Dating et pandémie : comment le Covid-19 a modifié les usages de la génération Z

Besoin de rencontres, toujours plus de vidéos et de l'authenticité à tout prix... Tinder dévoile les aspirations des Z en matière de dating après un an de pandémie. 

Après un an de pandémie, Tinder fait le bilan. L’application de rencontres dévoile une étude sur les usages au sein de sa plateforme en 2020, ils en disent long sur le futur et les mutations du dating. Une chose est sûre : la distanciation physique n’aura pas empêché les internautes de swiper. Dès le 29 mars 2020, l’application enregistrait plus de 3 milliards de swipes en une seule journée. Un record jamais atteint auparavant mais qui a ensuite été battu 130 fois en 2020. Retour sur trois grands enseignements de cette étude.

Faire des rencontres pas seulement amoureuses

À mesure que notre vie sociale se réduisait IRL, les swipes allaient bon train sur Tinder. Et pas seulement pour trouver l’amour. À la faveur de la pandémie, la plateforme de dating s’est mue en espace de rencontres en tout genre. C’est d’autant plus vrai pour la Gen Z qui représente la moitié des utilisateurs de Tinder. Ainsi, 40% des 18-25 ans se sont rendu sur Tinder pour rencontrer des « personnes nouvelles et différentes. » Pas forcément leur âme sœur.

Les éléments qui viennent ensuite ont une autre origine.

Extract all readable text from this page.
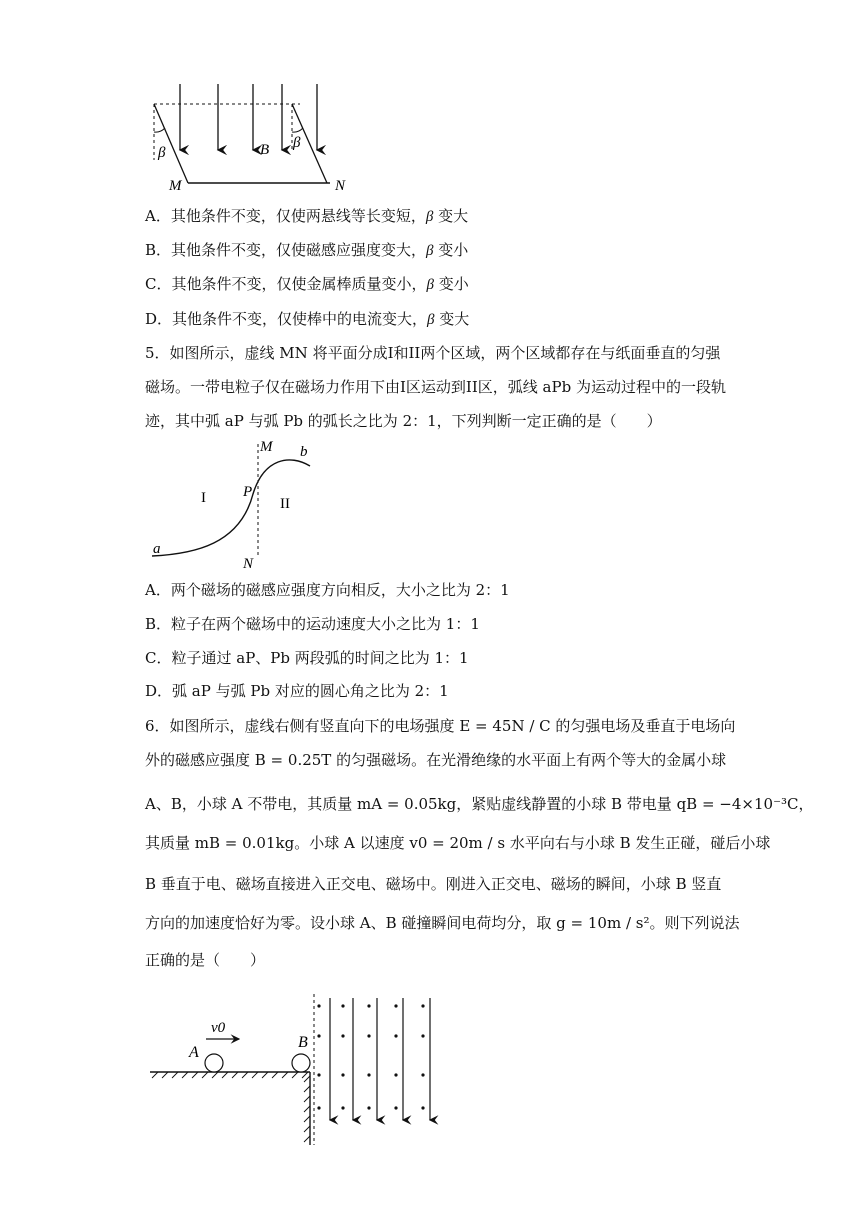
β	B β
M	N
A．其他条件不变，仅使两悬线等长变短，β 变大
B．其他条件不变，仅使磁感应强度变大，β 变小
C．其他条件不变，仅使金属棒质量变小，β 变小
D．其他条件不变，仅使棒中的电流变大，β 变大
5．如图所示，虚线 MN 将平面分成I和II两个区域，两个区域都存在与纸面垂直的匀强
磁场。一带电粒子仅在磁场力作用下由I区运动到II区，弧线 aPb 为运动过程中的一段轨
迹，其中弧 aP 与弧 Pb 的弧长之比为 2：1，下列判断一定正确的是（　　）
M b
I P
II
a
N
A．两个磁场的磁感应强度方向相反，大小之比为 2：1
B．粒子在两个磁场中的运动速度大小之比为 1：1
C．粒子通过 aP、Pb 两段弧的时间之比为 1：1
D．弧 aP 与弧 Pb 对应的圆心角之比为 2：1
6．如图所示，虚线右侧有竖直向下的电场强度 E = 45N / C 的匀强电场及垂直于电场向
外的磁感应强度 B = 0.25T 的匀强磁场。在光滑绝缘的水平面上有两个等大的金属小球
A、B，小球 A 不带电，其质量 mA = 0.05kg，紧贴虚线静置的小球 B 带电量 qB = −4×10⁻³C，
其质量 mB = 0.01kg。小球 A 以速度 v0 = 20m / s 水平向右与小球 B 发生正碰，碰后小球
B 垂直于电、磁场直接进入正交电、磁场中。刚进入正交电、磁场的瞬间，小球 B 竖直
方向的加速度恰好为零。设小球 A、B 碰撞瞬间电荷均分，取 g = 10m / s²。则下列说法
正确的是（　　）
A
B
v0
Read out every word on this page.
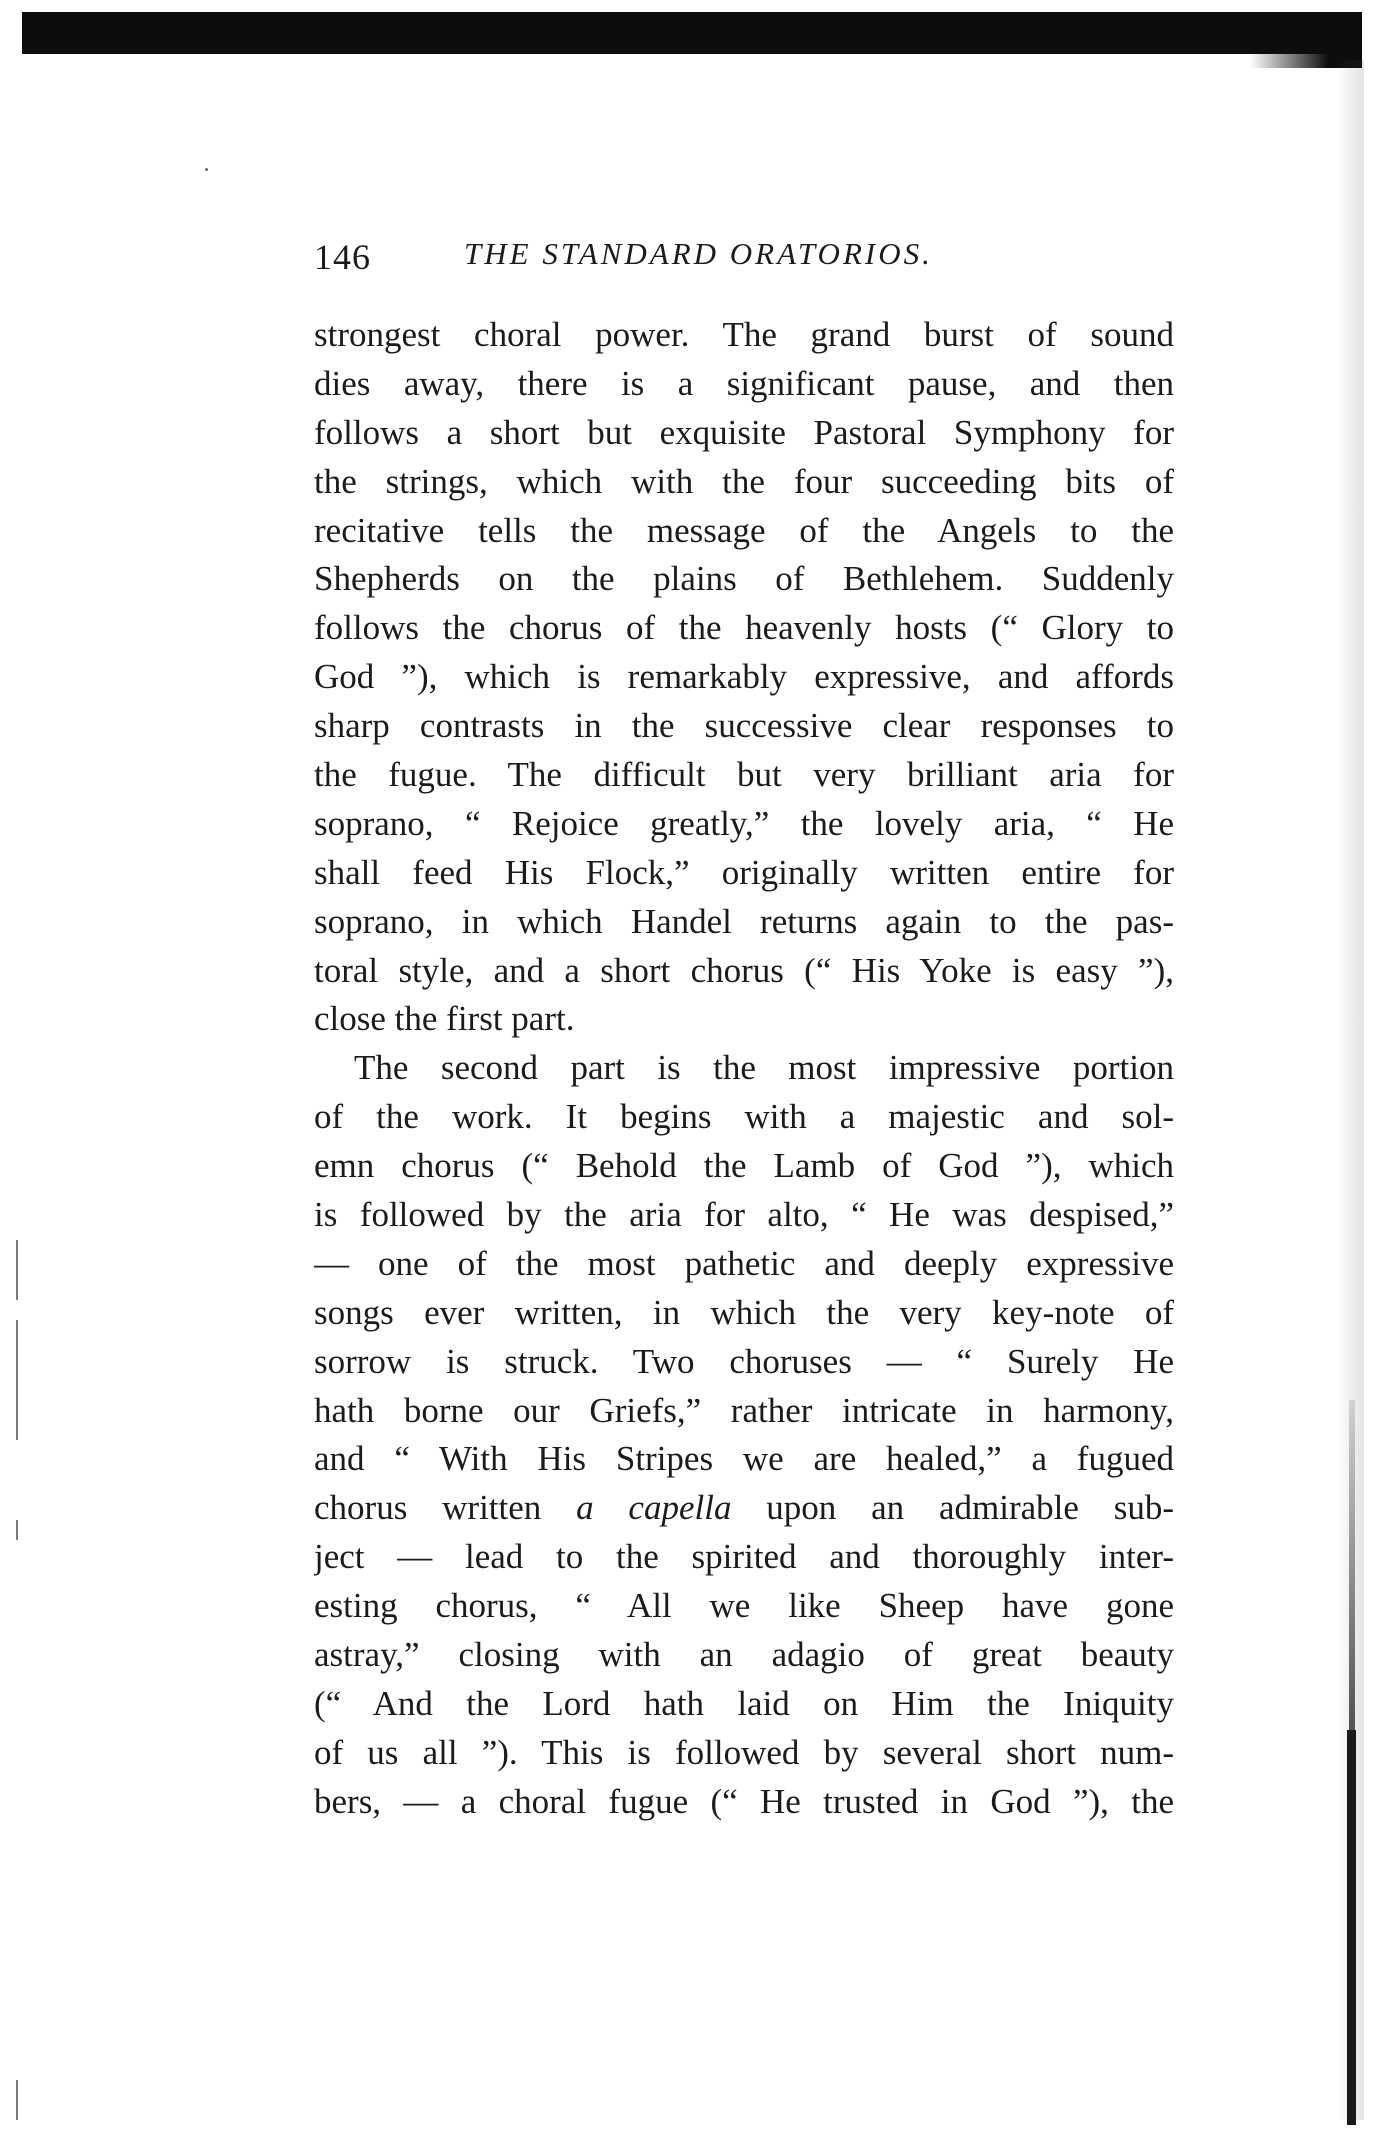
146	THE STANDARD ORATORIOS.
strongest choral power. The grand burst of sound
dies away, there is a significant pause, and then
follows a short but exquisite Pastoral Symphony for
the strings, which with the four succeeding bits of
recitative tells the message of the Angels to the
Shepherds on the plains of Bethlehem. Suddenly
follows the chorus of the heavenly hosts (“ Glory to
God ”), which is remarkably expressive, and affords
sharp contrasts in the successive clear responses to
the fugue. The difficult but very brilliant aria for
soprano, “ Rejoice greatly,” the lovely aria, “ He
shall feed His Flock,” originally written entire for
soprano, in which Handel returns again to the pas-
toral style, and a short chorus (“ His Yoke is easy ”),
close the first part.
The second part is the most impressive portion
of the work. It begins with a majestic and sol-
emn chorus (“ Behold the Lamb of God ”), which
is followed by the aria for alto, “ He was despised,”
— one of the most pathetic and deeply expressive
songs ever written, in which the very key-note of
sorrow is struck. Two choruses — “ Surely He
hath borne our Griefs,” rather intricate in harmony,
and “ With His Stripes we are healed,” a fugued
chorus written a capella upon an admirable sub-
ject — lead to the spirited and thoroughly inter-
esting chorus, “ All we like Sheep have gone
astray,” closing with an adagio of great beauty
(“ And the Lord hath laid on Him the Iniquity
of us all ”). This is followed by several short num-
bers, — a choral fugue (“ He trusted in God ”), the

Ce changement d’usage implique un intérêt grandissant pour la biographie, cette « vitrine de soi » utilisée pour mettre en avant ses centres d’intérêt. Pendant la pandémie, les Z ont mis à jour leur bio Tinder trois fois plus souvent qu’avant. Dans le top des sujets : les élections américaines et la série Netflix La Chronique des Bridgerton.

Le règne de la vidéo

Depuis le début de la crise du Covid-19, on a appris à faire des réunions sur Zoom et organiser des apéros sur Skype. Sans grande surprise, la vidéo s’est aussi imposée dans le dating. Sur Tinder, 50% des 18-25 ans affirment avoir utilisé la fonctionnalité Vidéo Chat au cours de l’année passée. Pour celles et ceux qui préfèrent un environnement plus bucolique, les rendez-vous virtuels sur Animal Crossing se sont démocratisés. Le jeu, sorti pendant la pandémie, est naturellement 30 fois plus mentionné sur Tinder que précédemment. Et le plus intéressant, c’est que même la réouverture des lieux physiques ne devrait pas faire changer les nouvelles habitudes des Z. 40% ont donc l’intention de continuer à utiliser la vidéo pour faire connaissance avec d’autres personnes post-pandémie.

Des bios à cœur ouvert

En nous poussant dans nos retranchements, la pandémie de Covid-19 nous a aussi poussé à plus d’authenticité. Une valeur chère à la jeune génération. Plus question de présenter une image lissée et rêvée de soi-même. Les bios du type « 1m90 de dépression et d’anxiété totale. Aime les ondes positives et les chatons » sont monnaie courante. L’anxiété est évoquée 31% de plus qu’avant la pandémie et souvent associée à un appel à la « normalisation ».

Outre la sincérité, les utilisateurs et utilisatrices de Tinder recherchent le contact dont la pandémie les a privés. Mais pas questions d’enchaîner les plans culs et histoire sans lendemain pour rattraper le temps perdu. C’est avant tout de l’affection physique que les Z recherchent. L’utilisation des termes « câlin » et « se tenir la main » sont en hausse de 23%. Et évidemment, le fait d’être vacciné devient un argument massif de dating.